The numbers vary, but researchers agree that considering these long-term, big-picture costs increases the price of fossil fuels. Estimates range from 5.7 extra cents per kilowatt-hour to 26.89 cents per kilowatt hour. These costs, which include the economic, health, and environmental damages, are directly passed on to the public. This includes the public health burden of air and water pollution, and the increased healthcare costs for those impacted.
Further, when we mine and burn fossil fuels we release greenhouse gasses — mostly carbon dioxide and methane — into the air. These gasses are thickening our atmosphere and causing global climate change, which will have long-term disastrous effects on every species on the planet (including us). The economic impacts of continuing business-as-usual instead of acting now to reduce our carbon emissions are daunting.

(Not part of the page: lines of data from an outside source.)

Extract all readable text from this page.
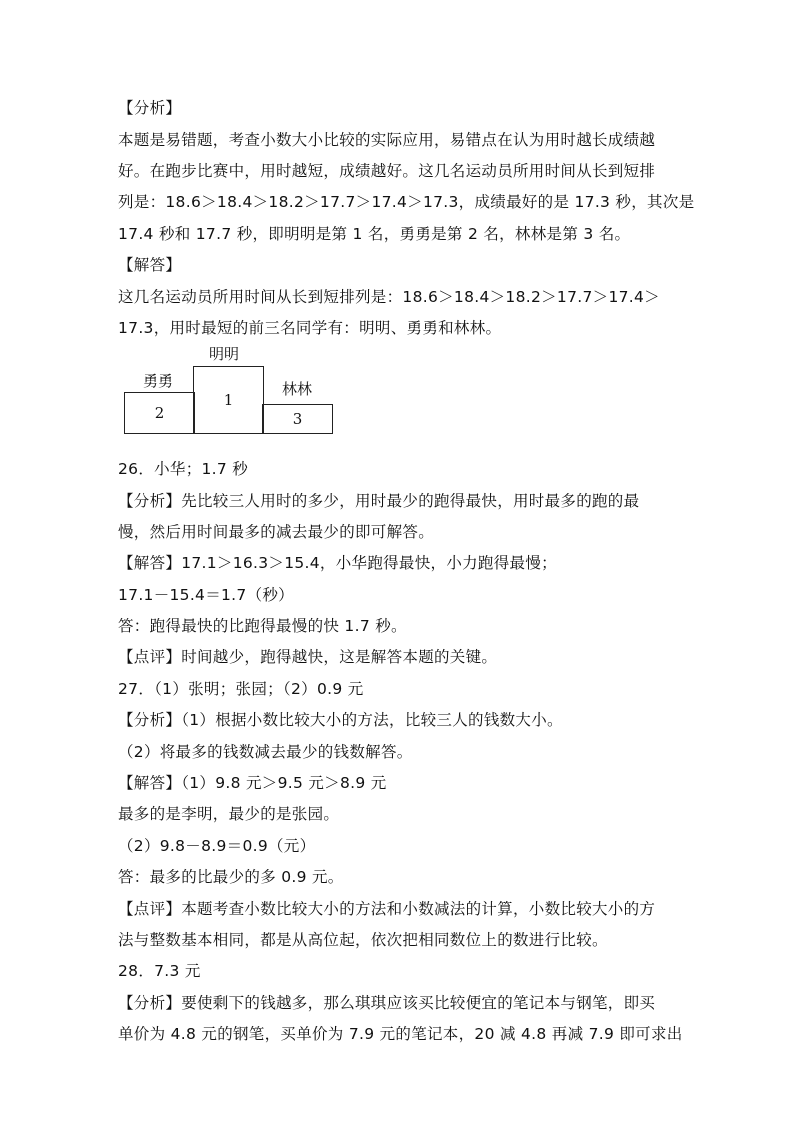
【分析】
本题是易错题，考查小数大小比较的实际应用，易错点在认为用时越长成绩越
好。在跑步比赛中，用时越短，成绩越好。这几名运动员所用时间从长到短排
列是：18.6＞18.4＞18.2＞17.7＞17.4＞17.3，成绩最好的是 17.3 秒，其次是
17.4 秒和 17.7 秒，即明明是第 1 名，勇勇是第 2 名，林林是第 3 名。
【解答】
这几名运动员所用时间从长到短排列是：18.6＞18.4＞18.2＞17.7＞17.4＞
17.3，用时最短的前三名同学有：明明、勇勇和林林。
明明
勇勇	林林
2
1
3
26．小华；1.7 秒
【分析】先比较三人用时的多少，用时最少的跑得最快，用时最多的跑的最
慢，然后用时间最多的减去最少的即可解答。
【解答】17.1＞16.3＞15.4，小华跑得最快，小力跑得最慢；
17.1－15.4＝1.7（秒）
答：跑得最快的比跑得最慢的快 1.7 秒。
【点评】时间越少，跑得越快，这是解答本题的关键。
27．（1）张明；张园；（2）0.9 元
【分析】（1）根据小数比较大小的方法，比较三人的钱数大小。
（2）将最多的钱数减去最少的钱数解答。
【解答】（1）9.8 元＞9.5 元＞8.9 元
最多的是李明，最少的是张园。
（2）9.8－8.9＝0.9（元）
答：最多的比最少的多 0.9 元。
【点评】本题考查小数比较大小的方法和小数减法的计算，小数比较大小的方
法与整数基本相同，都是从高位起，依次把相同数位上的数进行比较。
28．7.3 元
【分析】要使剩下的钱越多，那么琪琪应该买比较便宜的笔记本与钢笔，即买
单价为 4.8 元的钢笔，买单价为 7.9 元的笔记本，20 减 4.8 再减 7.9 即可求出
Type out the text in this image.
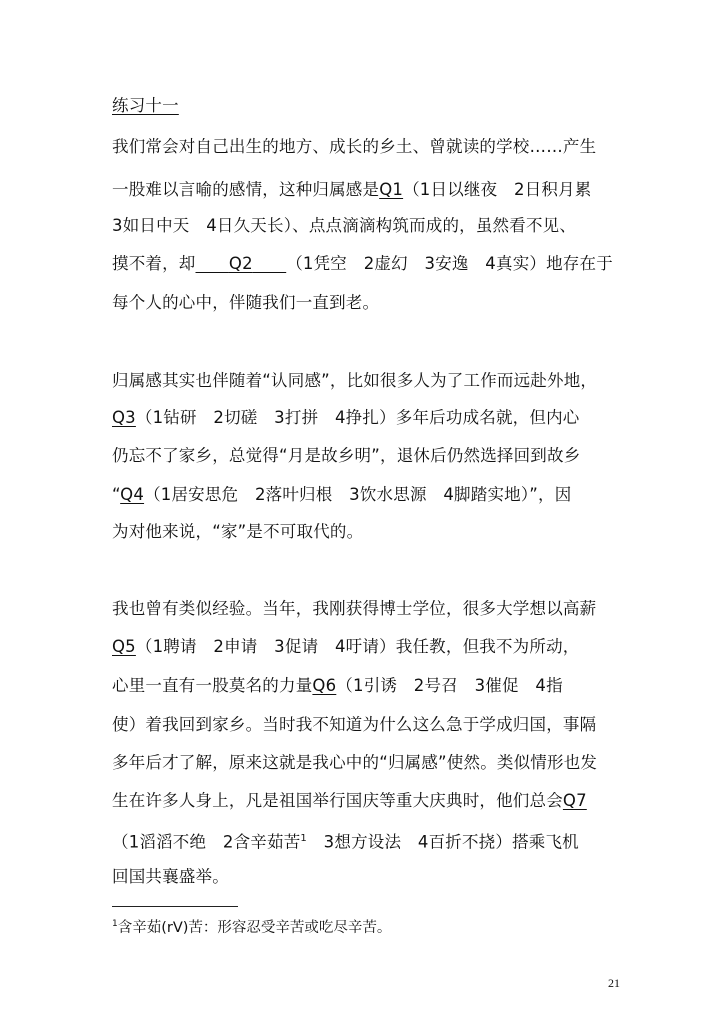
练习十一
我们常会对自己出生的地方、成长的乡土、曾就读的学校……产生
一股难以言喻的感情，这种归属感是Q1（1日以继夜　2日积月累
3如日中天　4日久天长）、点点滴滴构筑而成的，虽然看不见、
摸不着，却   Q2   （1凭空　2虚幻　3安逸　4真实）地存在于
每个人的心中，伴随我们一直到老。
归属感其实也伴随着“认同感”，比如很多人为了工作而远赴外地，
Q3（1钻研　2切磋　3打拼　4挣扎）多年后功成名就，但内心
仍忘不了家乡，总觉得“月是故乡明”，退休后仍然选择回到故乡
“Q4（1居安思危　2落叶归根　3饮水思源　4脚踏实地）”，因
为对他来说，“家”是不可取代的。
我也曾有类似经验。当年，我刚获得博士学位，很多大学想以高薪
Q5（1聘请　2申请　3促请　4吁请）我任教，但我不为所动，
心里一直有一股莫名的力量Q6（1引诱　2号召　3催促　4指
使）着我回到家乡。当时我不知道为什么这么急于学成归国，事隔
多年后才了解，原来这就是我心中的“归属感”使然。类似情形也发
生在许多人身上，凡是祖国举行国庆等重大庆典时，他们总会Q7
（1滔滔不绝　2含辛茹苦$^1$　3想方设法　4百折不挠）搭乘飞机
回国共襄盛举。
$^1$含辛茹(rV)苦：形容忍受辛苦或吃尽辛苦。
21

One of the most prominent false ideas carried by fossil fuel advocates and lobbyists is that renewable energy is more expensive than coal. While this may have been true 20 years ago, it’s time to put that idea aside. The U.S. is in the midst of a major transition to clean energy. As consumers demand access to cleaner energy and cleaner air and our technologies improve, prices for renewables are falling across the board. With market forces increasingly favoring renewables, dirty energy is no longer a smart investment.